Margem de surpresa mínima na reunião do banco central europeu.
A última reunião do BCE obrigou os participantes do mercado a olhar com atenção para as nuances e apreciações. Se nos fixarmos apenas nos números, o cenário não mudou: o nível das taxas de juro mantém-se nos 0%, a taxa de depósito continua nos -0,4% e o QE continua em marcha, com aquisições de 30.000 milhões de euros em dívida ao mês “até setembro ou mais”. A mudança realmente importante produziu-se no discurso da instituição, articulado por Mario Draghi.
O presidente do BCE optou por eliminar o aviso de que a instituição poderá modificar o tamanho e/ou a duração do programa de aquisição de dívida se o considerar necessário, para uma alteração nas circunstâncias macroeconómicas. Os mercados levam já algum tempo a refletir timidamente, mas gradualmente, uma mudança na política de comunicação da entidade.
Para James Athey, gestor da Aberdeen Standard Investments, “o importante é que o BCE deixou de falar sobre fazer mais se as condições económicas e financeiras piorarem”. Athey afirma que a mensagem desta última reunião “é um reconhecimento tático de que a previsão económica na Europa é mais prometedora do que era”. Ainda que a reação inicial do mercado da dívida tenha sido com vendas, o especialista não se mostra preocupado, porque “esta mudança aproxima-nos da retirada de apoios do BCE” e porque estima que “a reação não deverá ser desmesurada”.
Segundo Stefan Isaacs, gestor e diretor adjunto de obrigações retalhistas da M&G, destaca que a autoridade monetária incrementou as suas previsões de crescimento para 2018 para 2,4%, para além de retirar a referência à aplicação potencial de mais estímulos. O gestor vaticina que, a partir de agora, “o BCE provavelmente vai começar a encaminhar-se progressivamente para o endurecimento da sua política monetária”. Isaacs prevê que os próximos passos consistam no “anúncio do seu programa de compra de ativos, antes de o terminar mais à frente no ano, o que poderia ser seguido de uma subida das taxas em 2019”.
No que respeita ao impacto destas decisões, o especialista esclarece que a mudança de política monetária está de acordo com uma melhoria sustentável da situação económica na zona euro, graças a um crescimento superior à média, a contínua redução do gap de produção e o aumento global das pressões inflacionistas até ao objetivo dos 2% do banco central. “Esta situação poderá traduzir-se numa maior pressão sobre as yields da dívida pública, especialmente no curto prazo, o que provavelmente irá beneficiar os setores cíclicos e deverá continuar a favorecer os ativos de risco”, sentencia o gestor.

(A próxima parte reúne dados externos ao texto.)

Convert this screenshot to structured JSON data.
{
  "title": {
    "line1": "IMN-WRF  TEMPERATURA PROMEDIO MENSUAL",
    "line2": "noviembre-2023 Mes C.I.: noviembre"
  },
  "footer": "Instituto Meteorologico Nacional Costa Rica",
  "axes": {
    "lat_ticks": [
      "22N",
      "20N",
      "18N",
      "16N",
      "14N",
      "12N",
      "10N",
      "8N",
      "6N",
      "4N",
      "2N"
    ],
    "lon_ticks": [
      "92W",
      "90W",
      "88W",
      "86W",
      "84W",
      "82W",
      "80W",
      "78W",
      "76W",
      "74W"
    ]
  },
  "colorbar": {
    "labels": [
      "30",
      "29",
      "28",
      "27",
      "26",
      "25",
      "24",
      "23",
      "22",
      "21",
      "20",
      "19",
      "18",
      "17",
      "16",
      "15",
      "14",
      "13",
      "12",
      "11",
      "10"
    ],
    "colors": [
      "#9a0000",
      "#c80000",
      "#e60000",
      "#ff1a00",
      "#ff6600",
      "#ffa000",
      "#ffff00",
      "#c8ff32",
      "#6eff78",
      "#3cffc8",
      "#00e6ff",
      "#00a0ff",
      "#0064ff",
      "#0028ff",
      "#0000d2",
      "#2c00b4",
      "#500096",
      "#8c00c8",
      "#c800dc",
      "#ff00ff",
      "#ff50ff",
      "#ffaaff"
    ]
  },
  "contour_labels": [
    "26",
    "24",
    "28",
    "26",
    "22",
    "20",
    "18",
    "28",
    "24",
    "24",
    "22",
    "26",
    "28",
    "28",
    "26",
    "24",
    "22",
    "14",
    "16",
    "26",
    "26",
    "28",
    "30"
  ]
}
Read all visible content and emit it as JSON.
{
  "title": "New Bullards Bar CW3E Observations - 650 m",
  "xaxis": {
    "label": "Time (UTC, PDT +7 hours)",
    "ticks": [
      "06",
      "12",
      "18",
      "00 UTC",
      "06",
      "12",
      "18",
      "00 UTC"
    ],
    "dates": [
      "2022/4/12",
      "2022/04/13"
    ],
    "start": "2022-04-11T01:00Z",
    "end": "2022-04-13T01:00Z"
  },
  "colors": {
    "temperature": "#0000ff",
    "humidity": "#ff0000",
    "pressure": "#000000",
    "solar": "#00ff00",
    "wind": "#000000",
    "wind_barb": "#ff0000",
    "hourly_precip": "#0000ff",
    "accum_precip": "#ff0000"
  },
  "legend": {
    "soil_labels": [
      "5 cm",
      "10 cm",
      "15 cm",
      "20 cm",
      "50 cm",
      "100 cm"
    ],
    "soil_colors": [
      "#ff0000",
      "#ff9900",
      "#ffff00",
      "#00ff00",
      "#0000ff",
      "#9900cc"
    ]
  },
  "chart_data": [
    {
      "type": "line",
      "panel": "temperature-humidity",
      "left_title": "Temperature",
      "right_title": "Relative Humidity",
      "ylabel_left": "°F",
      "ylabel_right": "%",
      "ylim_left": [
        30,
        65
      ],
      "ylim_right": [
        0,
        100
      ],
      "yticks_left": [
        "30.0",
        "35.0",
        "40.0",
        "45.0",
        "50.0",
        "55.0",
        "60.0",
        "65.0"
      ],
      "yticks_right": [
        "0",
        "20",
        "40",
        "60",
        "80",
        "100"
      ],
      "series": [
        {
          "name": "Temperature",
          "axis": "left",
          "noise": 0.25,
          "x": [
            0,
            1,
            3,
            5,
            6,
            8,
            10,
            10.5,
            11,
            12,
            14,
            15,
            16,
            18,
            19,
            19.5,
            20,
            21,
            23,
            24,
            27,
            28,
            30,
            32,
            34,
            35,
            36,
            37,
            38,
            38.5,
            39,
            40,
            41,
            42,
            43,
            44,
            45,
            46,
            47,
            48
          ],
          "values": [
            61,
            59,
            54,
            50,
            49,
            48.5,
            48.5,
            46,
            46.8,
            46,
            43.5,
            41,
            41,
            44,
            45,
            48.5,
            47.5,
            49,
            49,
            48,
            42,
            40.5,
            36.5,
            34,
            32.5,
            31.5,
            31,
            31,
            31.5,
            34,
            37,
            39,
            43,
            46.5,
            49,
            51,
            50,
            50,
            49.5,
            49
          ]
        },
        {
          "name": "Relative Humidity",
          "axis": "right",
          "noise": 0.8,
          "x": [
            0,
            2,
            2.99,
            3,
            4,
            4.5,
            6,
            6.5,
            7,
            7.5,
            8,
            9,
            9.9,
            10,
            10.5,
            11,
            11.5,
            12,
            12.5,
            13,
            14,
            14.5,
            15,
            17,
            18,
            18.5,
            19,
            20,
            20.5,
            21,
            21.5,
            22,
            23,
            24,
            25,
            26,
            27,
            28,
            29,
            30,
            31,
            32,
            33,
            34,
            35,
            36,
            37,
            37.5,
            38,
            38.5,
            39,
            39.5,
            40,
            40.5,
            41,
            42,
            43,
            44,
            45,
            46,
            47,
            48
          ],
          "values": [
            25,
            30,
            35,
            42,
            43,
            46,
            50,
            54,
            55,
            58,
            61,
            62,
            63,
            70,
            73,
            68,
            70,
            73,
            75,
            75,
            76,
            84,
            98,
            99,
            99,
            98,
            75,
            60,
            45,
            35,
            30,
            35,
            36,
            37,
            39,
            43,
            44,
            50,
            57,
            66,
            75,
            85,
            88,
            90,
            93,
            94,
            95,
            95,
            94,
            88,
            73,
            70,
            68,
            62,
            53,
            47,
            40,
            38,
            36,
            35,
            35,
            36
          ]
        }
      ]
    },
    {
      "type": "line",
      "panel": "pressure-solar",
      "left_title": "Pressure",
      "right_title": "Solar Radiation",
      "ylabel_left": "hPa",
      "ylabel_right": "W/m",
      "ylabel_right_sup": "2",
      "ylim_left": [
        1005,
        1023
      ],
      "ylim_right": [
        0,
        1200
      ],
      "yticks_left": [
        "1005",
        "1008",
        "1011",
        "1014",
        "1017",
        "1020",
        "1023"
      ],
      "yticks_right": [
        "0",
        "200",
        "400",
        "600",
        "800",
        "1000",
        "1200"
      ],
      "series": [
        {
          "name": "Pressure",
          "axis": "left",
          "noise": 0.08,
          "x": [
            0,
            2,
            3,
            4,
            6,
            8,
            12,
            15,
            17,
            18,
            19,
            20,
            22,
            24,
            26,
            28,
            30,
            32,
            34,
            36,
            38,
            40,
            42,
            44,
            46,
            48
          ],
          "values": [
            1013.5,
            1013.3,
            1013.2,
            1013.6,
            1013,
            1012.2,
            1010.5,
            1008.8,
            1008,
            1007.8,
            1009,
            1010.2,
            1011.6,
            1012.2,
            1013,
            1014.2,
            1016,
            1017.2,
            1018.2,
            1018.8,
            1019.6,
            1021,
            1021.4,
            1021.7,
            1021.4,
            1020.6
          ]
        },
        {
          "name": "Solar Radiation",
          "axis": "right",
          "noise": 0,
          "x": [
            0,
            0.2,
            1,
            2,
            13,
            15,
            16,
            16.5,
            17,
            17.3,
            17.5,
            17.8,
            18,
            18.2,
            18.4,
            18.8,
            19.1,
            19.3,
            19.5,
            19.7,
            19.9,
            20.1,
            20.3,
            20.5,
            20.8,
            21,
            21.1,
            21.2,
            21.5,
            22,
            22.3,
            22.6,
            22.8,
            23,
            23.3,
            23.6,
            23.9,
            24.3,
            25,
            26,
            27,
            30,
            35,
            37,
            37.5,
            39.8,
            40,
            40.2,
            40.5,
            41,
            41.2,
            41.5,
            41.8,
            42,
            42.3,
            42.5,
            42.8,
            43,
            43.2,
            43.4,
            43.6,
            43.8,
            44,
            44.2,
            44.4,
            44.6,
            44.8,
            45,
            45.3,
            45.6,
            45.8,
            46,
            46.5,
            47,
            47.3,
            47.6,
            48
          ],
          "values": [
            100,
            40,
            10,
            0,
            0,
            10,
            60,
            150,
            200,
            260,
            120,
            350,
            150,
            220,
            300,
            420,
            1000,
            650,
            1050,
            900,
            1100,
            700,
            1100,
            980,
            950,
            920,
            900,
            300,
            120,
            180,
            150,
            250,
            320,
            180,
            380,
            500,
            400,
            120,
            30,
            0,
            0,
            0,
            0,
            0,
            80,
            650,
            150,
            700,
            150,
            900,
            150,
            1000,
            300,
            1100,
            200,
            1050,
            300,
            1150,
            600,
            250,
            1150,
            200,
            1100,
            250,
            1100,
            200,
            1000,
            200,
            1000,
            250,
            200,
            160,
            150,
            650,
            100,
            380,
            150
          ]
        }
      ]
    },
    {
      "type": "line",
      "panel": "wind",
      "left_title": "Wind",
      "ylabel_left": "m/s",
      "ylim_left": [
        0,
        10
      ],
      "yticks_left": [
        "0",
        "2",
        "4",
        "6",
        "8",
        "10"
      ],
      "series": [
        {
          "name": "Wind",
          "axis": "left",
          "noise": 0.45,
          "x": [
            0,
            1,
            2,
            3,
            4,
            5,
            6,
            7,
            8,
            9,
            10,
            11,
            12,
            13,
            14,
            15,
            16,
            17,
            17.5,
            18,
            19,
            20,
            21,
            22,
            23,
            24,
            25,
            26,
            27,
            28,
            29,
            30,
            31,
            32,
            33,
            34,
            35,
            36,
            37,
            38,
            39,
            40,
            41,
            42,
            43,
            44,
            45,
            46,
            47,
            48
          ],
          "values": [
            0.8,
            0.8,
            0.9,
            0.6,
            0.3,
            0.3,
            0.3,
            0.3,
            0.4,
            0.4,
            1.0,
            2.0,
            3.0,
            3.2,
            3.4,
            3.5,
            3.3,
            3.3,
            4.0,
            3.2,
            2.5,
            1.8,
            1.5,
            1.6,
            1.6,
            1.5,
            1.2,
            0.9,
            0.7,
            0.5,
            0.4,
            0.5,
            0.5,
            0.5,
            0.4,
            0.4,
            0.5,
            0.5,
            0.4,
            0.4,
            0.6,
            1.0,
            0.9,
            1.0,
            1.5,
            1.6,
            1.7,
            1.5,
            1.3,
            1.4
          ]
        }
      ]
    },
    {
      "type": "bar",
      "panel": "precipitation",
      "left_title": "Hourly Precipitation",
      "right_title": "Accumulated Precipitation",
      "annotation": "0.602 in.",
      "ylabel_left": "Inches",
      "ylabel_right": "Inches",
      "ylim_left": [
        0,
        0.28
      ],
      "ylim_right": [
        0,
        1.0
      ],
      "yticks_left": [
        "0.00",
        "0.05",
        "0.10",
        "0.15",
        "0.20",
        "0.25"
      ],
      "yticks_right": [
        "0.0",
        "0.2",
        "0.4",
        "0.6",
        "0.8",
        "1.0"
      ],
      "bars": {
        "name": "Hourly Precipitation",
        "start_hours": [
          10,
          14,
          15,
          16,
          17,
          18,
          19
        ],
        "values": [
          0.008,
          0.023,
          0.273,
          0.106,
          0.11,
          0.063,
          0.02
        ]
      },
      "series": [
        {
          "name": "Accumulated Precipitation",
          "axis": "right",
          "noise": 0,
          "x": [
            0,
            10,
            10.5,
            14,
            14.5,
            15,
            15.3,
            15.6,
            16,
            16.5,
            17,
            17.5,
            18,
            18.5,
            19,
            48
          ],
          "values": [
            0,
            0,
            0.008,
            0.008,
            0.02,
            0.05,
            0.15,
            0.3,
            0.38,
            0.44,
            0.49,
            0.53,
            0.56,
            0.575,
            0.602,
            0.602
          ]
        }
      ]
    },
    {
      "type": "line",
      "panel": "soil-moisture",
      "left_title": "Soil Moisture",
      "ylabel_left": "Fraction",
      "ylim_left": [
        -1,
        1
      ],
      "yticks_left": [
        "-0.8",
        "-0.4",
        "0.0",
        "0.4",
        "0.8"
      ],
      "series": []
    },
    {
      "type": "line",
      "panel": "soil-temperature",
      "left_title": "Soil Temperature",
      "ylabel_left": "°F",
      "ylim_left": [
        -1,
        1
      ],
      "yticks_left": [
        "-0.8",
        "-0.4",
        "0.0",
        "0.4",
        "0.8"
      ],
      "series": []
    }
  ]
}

Por último, Andrew Belshaw, diretor de investimentos da Western Asset, filial da Legg Mason, considera que Draghi eliminou a posição acomodatícia, tal como esperavam os mercados, ainda que, na sua opinião, não fosse necessária no contexto atual. “Tendo em conta que o presidente do BCE tirou importância a este facto e ao tom acomodatício na conferência de imprensa, o efeito no mercado foi insignificante”, sublinha.